- Other names: Berlin breakage syndrome, Ataxia telangiectasia variant 1 and Seemanova syndrome,
- Nijmegen breakage syndrome has an autosomal recessive pattern of inheritance.
- Specialty: Endocrinology

= Nijmegen breakage syndrome =

Nijmegen breakage syndrome (NBS) is a rare autosomal recessive congenital disorder causing chromosomal instability, probably as a result of a defect in the double Holliday junction DNA repair mechanism and/or the synthesis dependent strand annealing mechanism for repairing double strand breaks in DNA (see Homologous recombination).

NBS1 codes for a protein (nibrin) that has two major functions: (1) to stop the cell cycle in the S phase, when there are errors in the cell DNA (2) to interact with FANCD2 that can activate the BRCA1/BRCA2 pathway of DNA repair. This explains why mutations in the NBS1 gene lead to higher levels of cancer (see Fanconi anemia, Cockayne syndrome).

The name derives from the Dutch city Nijmegen, where the condition was first described.

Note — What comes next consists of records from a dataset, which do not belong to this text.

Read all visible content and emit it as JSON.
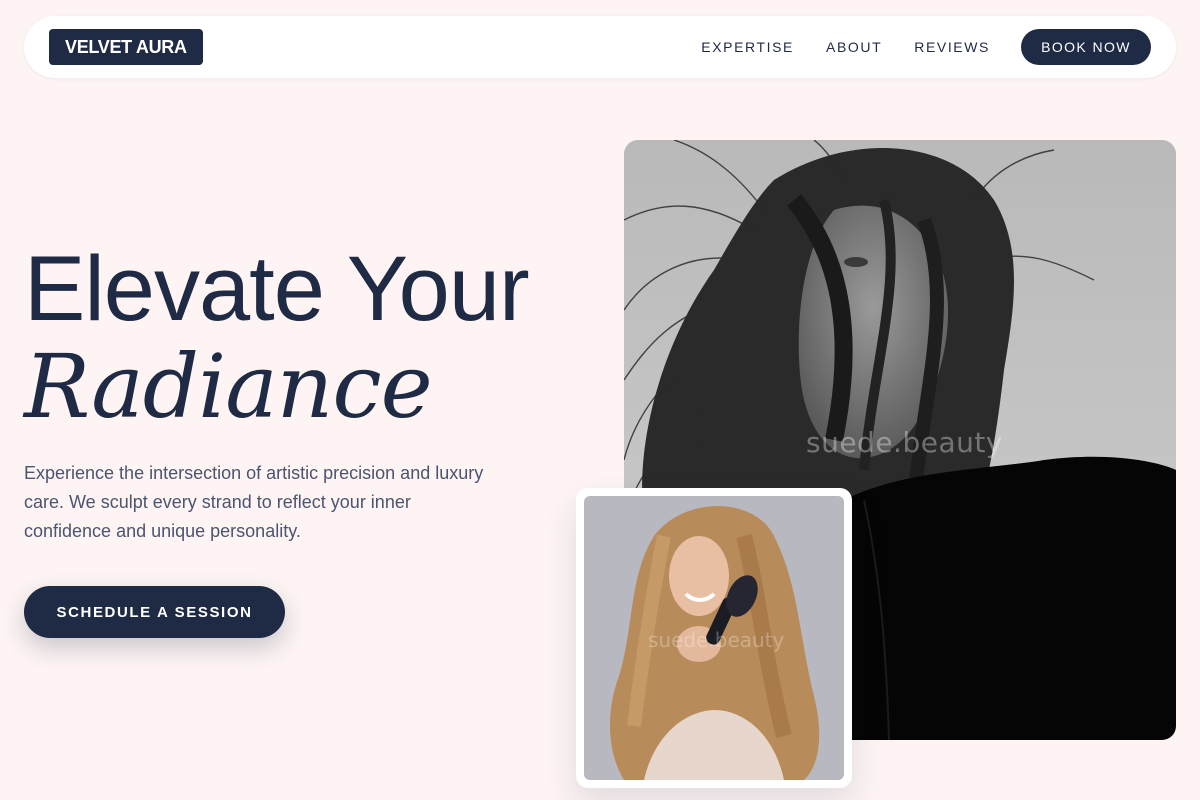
{
  "brand": {
    "name": "VELVET AURA"
  },
  "nav": {
    "links": [
      "EXPERTISE",
      "ABOUT",
      "REVIEWS"
    ],
    "book_label": "BOOK NOW"
  },
  "hero": {
    "title_line1": "Elevate Your",
    "title_line2": "Radiance",
    "description": "Experience the intersection of artistic precision and luxury care. We sculpt every strand to reflect your inner confidence and unique personality.",
    "cta_label": "SCHEDULE A SESSION"
  },
  "images": {
    "main_watermark": "suede.beauty",
    "small_watermark": "suede.beauty"
  },
  "colors": {
    "background": "#fdf4f3",
    "primary": "#1f2a44",
    "text_muted": "#4b5470"
  }
}
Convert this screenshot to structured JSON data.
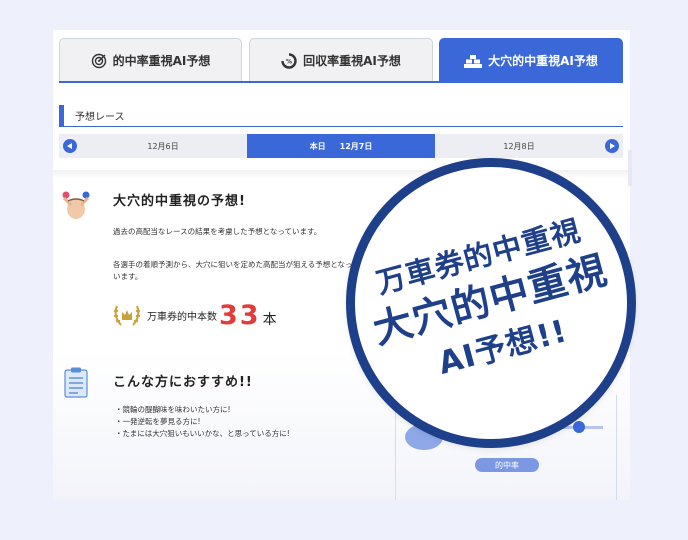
{
  "tabs": [
    {
      "label": "的中率重視AI予想",
      "icon": "target-icon",
      "active": false
    },
    {
      "label": "回収率重視AI予想",
      "icon": "percent-gauge-icon",
      "active": false
    },
    {
      "label": "大穴的中重視AI予想",
      "icon": "gold-bars-icon",
      "active": true
    }
  ],
  "section": {
    "title": "予想レース"
  },
  "dates": {
    "prev": "12月6日",
    "today_label": "本日",
    "today_date": "12月7日",
    "next": "12月8日"
  },
  "intro": {
    "title": "大穴的中重視の予想!",
    "paragraph1": "過去の高配当なレースの結果を考慮した予想となっています。",
    "paragraph2": "各選手の着順予測から、大穴に狙いを定めた高配当が狙える予想となっています。"
  },
  "hits": {
    "label": "万車券的中本数",
    "count": "33",
    "unit": "本"
  },
  "recommend": {
    "title": "こんな方におすすめ!!",
    "items": [
      "・競輪の醍醐味を味わいたい方に!",
      "・一発逆転を夢見る方に!",
      "・たまには大穴狙いもいいかな、と思っている方に!"
    ]
  },
  "side": {
    "pill_label": "的中率"
  },
  "badge": {
    "line1": "万車券的中重視",
    "line2": "大穴的中重視",
    "line3": "AI予想!!"
  },
  "colors": {
    "accent": "#3a68d8",
    "badge": "#1e3f8a",
    "number": "#e33a3a"
  }
}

Most people with NBS have West Slavic origins. The largest number of them live in Poland.

==Presentation==
It is characterized by microcephaly, a distinct facial appearance, short stature, immunodeficiency, radiation sensitivity and a strong predisposition to lymphoid malignancy. NBS is caused by a mutation in the NBS1 gene. Unsurprisingly, many of the features are similar to ataxia telangiectasia (AT) and this syndrome was sometimes termed AT-variant 1, as the protein mutated in AT, ATM, interacts with the MRE11/RAD50/NBS1 (MRN) complex. Other syndromes with clinical features similar to Nijmegen Breakage Syndrome include RAD50 deficiency and Cernunnos/NHEJ deficiency.

==Cause==

NBS is caused by a mutation in the NBS1 gene, located at human chromosome 8q21. The disease is inherited in an autosomal recessive manner. This means the defective gene responsible for the disorder is located on an autosome (chromosome 8 is an autosome), and two copies of the defective gene (one inherited from each parent) are required in order to be born with the disorder. The parents of an individual with an autosomal recessive disorder both carry one copy of the defective gene, but usually do not experience any signs or symptoms of the disorder.

Two adult siblings, both heterozygous for two particular NBS1 nonsense mutations displayed cellular sensitivity to radiation, chromosome instability and fertility defects, but not the developmental defects that are typically found in other NBS patients. These individuals appear to be primarily defective in homologous recombination, a process that accurately repairs double-strand breaks, both in somatic cells and during meiosis.

==Treatment==
There is no treatment for NBS; however, in those with agammaglobulinemia, intravenous immunoglobulin may be started. Prophylactic antibiotics are considered to prevent urinary tract infections as those with NBS often have congenital kidney malformations. In the treatment of malignancies, radiation therapy, alkylating antineoplastic agents, and epipodophyllotoxins are not used, and methotrexate can be used only with caution; the dose should be limited. Bone marrow transplants and hematopoietic stem cell transplants are also considered in the treatment of NBS. The supplementation of vitamin E is also recommended. A ventriculoperitoneal shunt can be placed in patients with hydrocephalus, and surgical intervention for congenital deformities is also attempted.

== Prognosis ==
A review from 2000 stated that life expectancy was reduced because of a tendency to develop cancer relatively early as well as deaths due to infections related to immunodeficiency.